Mr Carney’s comments come as the US announced on 11 July a plan to impose tariffs on £150bn of Chinese goods, in addition to the existing tariffs on £25bn worth of goods.  

Luca Paolini, chief strategist at Pictet Asset Management, said a trade war would tip the world into the economic conditions known as stagflation, where inflation is persistently high, and growth persistently low.

From an investment point of view, Simon Edelsten, who runs the £92m Artemis Global Select fund, which has returned 80 per cent over the past five years to 10 July compared with 62 per cent for the average fund in the IA Global sector in the same time period, said it is relatively easy for investors to know which parts of the stock market will suffer as a result of tariffs and therefore it is easy to find stocks that will not be affected.
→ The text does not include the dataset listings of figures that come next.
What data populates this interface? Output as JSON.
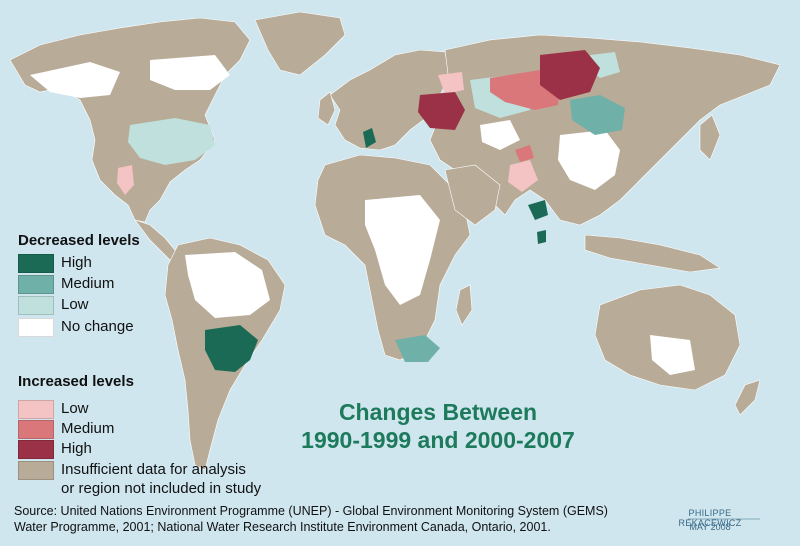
{
  "title": {
    "line1": "Changes Between",
    "line2": "1990-1999 and 2000-2007"
  },
  "legend": {
    "decreased_title": "Decreased levels",
    "decreased_items": [
      {
        "label": "High",
        "color": "#1b6a55"
      },
      {
        "label": "Medium",
        "color": "#6fb0a9"
      },
      {
        "label": "Low",
        "color": "#bfe0dc"
      },
      {
        "label": "No change",
        "color": "#ffffff"
      }
    ],
    "increased_title": "Increased levels",
    "increased_items": [
      {
        "label": "Low",
        "color": "#f4c3c3"
      },
      {
        "label": "Medium",
        "color": "#d9777a"
      },
      {
        "label": "High",
        "color": "#9b3146"
      }
    ],
    "insufficient": {
      "label_line1": "Insufficient data for analysis",
      "label_line2": "or region not included in study",
      "color": "#b8ab97"
    }
  },
  "source": {
    "line1": "Source: United Nations Environment Programme (UNEP) -  Global Environment Monitoring System (GEMS)",
    "line2": "Water Programme, 2001; National Water Research Institute Environment Canada, Ontario, 2001."
  },
  "credit": {
    "author": "PHILIPPE REKACEWICZ",
    "date": "MAY 2008"
  },
  "colors": {
    "ocean": "#cfe6ef",
    "land": "#b8ab97",
    "title": "#1d7a5b"
  }
}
He said companies in the medical technology and tourism areas of the market will be relatively unscathed, but he sold companies such as Proctor and Gamble and Unilever, which are dependant on global trade.

He has very little invested in UK shares as he feels few of the companies listed on the FTSE are capable of growing regardless of the health of the wider economy.

Jonathan Davis, who runs Jonathan Davis Wealth Management in Hertford, said he has for some time been investing on the basis that inflation will rise.